As more lives have been saved, Gates and other philanthropists have turned their attention increasingly to creating jobs for the millions of unexpected survivors. Here there has been a new fusion of philanthropy with the profit motive, as donated dollars have been deployed to invent business models that generate sufficient profit to raise in private markets the sort of capital necessary to grow to massive scale. Again, after an initial outcry against the “for-profit philanthropy” – “Who do they think they are fooling?” asked more than one politician – it became clear that the philanthropists really were giving the money away, but achieving greater impact by doing it this way. More recently, the success of philanthropists in fighting climate change by developing new affordable clean technologies has done wonders for their reputations – even if this innovation was driven as much by profit-seeking investment as giving.
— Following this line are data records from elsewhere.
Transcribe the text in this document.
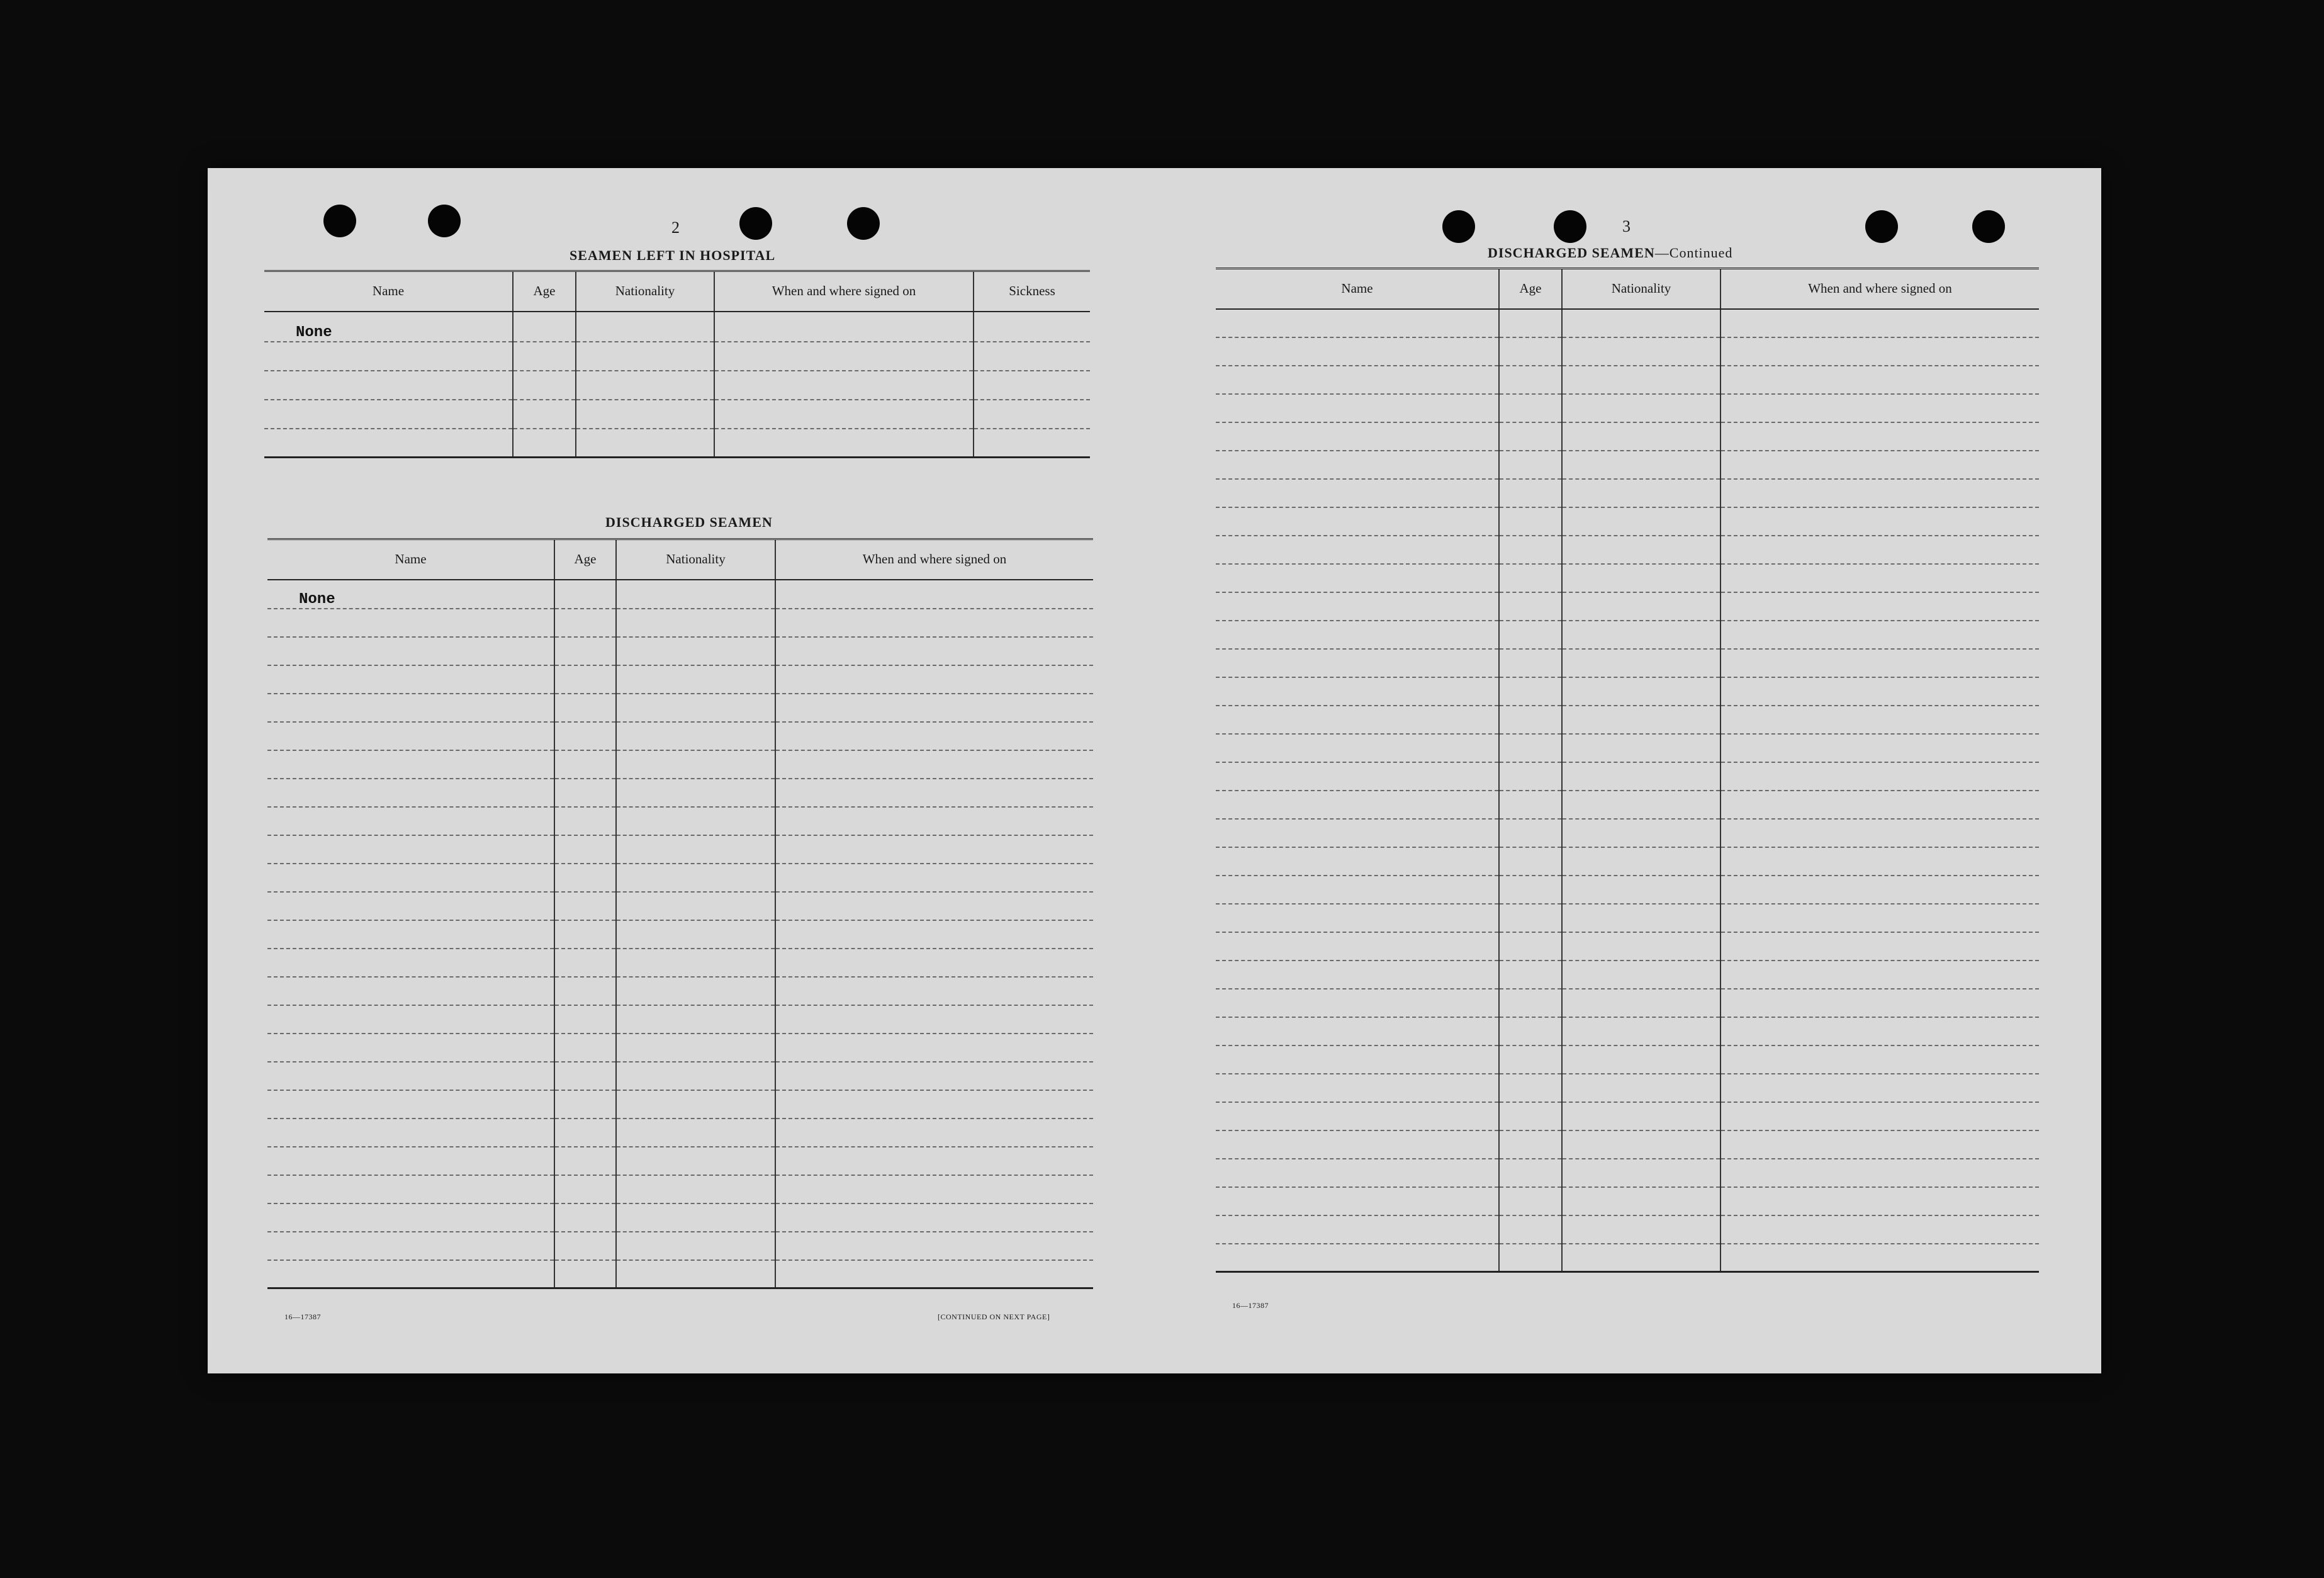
2
SEAMEN LEFT IN HOSPITAL
Name	Age	Nationality	When and where signed on	Sickness
None				

DISCHARGED SEAMEN
Name	Age	Nationality	When and where signed on
None			

16—17387	[CONTINUED ON NEXT PAGE]
3
DISCHARGED SEAMEN—Continued
Name	Age	Nationality	When and where signed on

16—17387
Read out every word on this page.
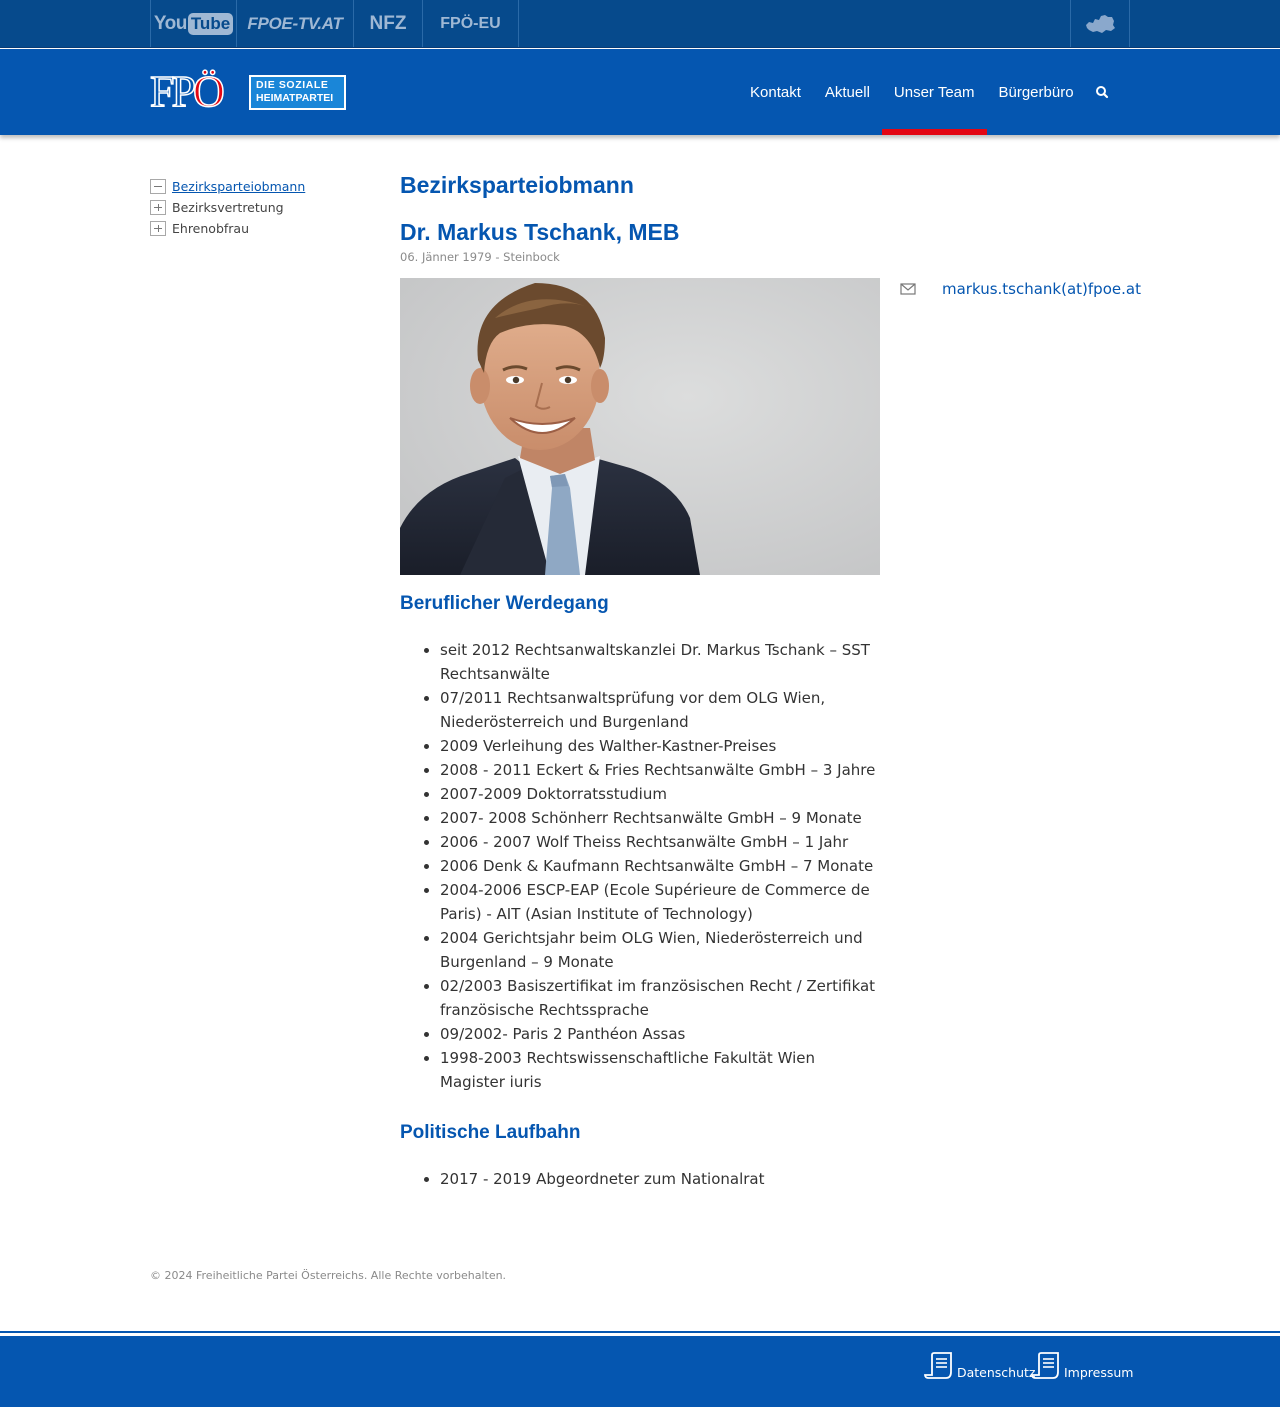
You Tube FPOE-TV.AT NFZ FPÖ-EU
FPÖ	DIE SOZIALE
HEIMATPARTEI	Kontakt	Aktuell	Unser Team	Bürgerbüro
Bezirksparteiobmann
Bezirksvertretung
Ehrenobfrau
Bezirksparteiobmann
Dr. Markus Tschank, MEB
06. Jänner 1979 - Steinbock
Beruflicher Werdegang
• seit 2012 Rechtsanwaltskanzlei Dr. Markus Tschank – SST Rechtsanwälte
• 07/2011 Rechtsanwaltsprüfung vor dem OLG Wien, Niederösterreich und Burgenland
• 2009 Verleihung des Walther-Kastner-Preises
• 2008 - 2011 Eckert & Fries Rechtsanwälte GmbH – 3 Jahre
• 2007-2009 Doktorratsstudium
• 2007- 2008 Schönherr Rechtsanwälte GmbH – 9 Monate
• 2006 - 2007 Wolf Theiss Rechtsanwälte GmbH – 1 Jahr
• 2006 Denk & Kaufmann Rechtsanwälte GmbH – 7 Monate
• 2004-2006 ESCP-EAP (Ecole Supérieure de Commerce de Paris) - AIT (Asian Institute of Technology)
• 2004 Gerichtsjahr beim OLG Wien, Niederösterreich und Burgenland – 9 Monate
• 02/2003 Basiszertifikat im französischen Recht / Zertifikat französische Rechtssprache
• 09/2002- Paris 2 Panthéon Assas
• 1998-2003 Rechtswissenschaftliche Fakultät Wien Magister iuris
Politische Laufbahn
• 2017 - 2019 Abgeordneter zum Nationalrat
markus.tschank(at)fpoe.at
© 2024 Freiheitliche Partei Österreichs. Alle Rechte vorbehalten.
Datenschutz Impressum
But, above all, the gradual emergence of a new “social contract” between the super rich and the rest of society has also helped ease tensions. Encouraged by over-burdened governments that are increasingly aware that they need all the help they can get, the public has become comfortable with the proliferation of billionaires, and their growing role in tackling big social problems. What it means to be a good billionaire has become generally agreed. Today it is widely accepted by billionaires around the world that to be respectable, they must have earned their money without exploitation – shame about those Russian oligarchs, still desperately courting social approval by buying soccer teams - and that they are expected to give significantly, transparently and in ways that acknowledge their accountability to the public. Do that, and they will be largely free of criticism – or at least from the treat of punitive taxation. They may win election to one of the much sought after philanthropist seats on the board of one of the new global multilateral institutions (many of them seed-financed by philanthropists) that have proliferated in recent years to address the need for global responses to the big challenges to society. They may even be admired, as Gates now is.

Lord Bono – taking time out from U2’s “Old Boy” Tour, celebrating the 50th anniversary of the band’s first album – entertains the birthday party-goers with a hip-hop version of “I still haven’t found what I’m looking for.” “I have”, Gates thinks, as he raises a glass of champagne. He has big news to announce. Next year, the success of the philanthropy revolution will be marked by celebrating the eradication of malaria from the planet.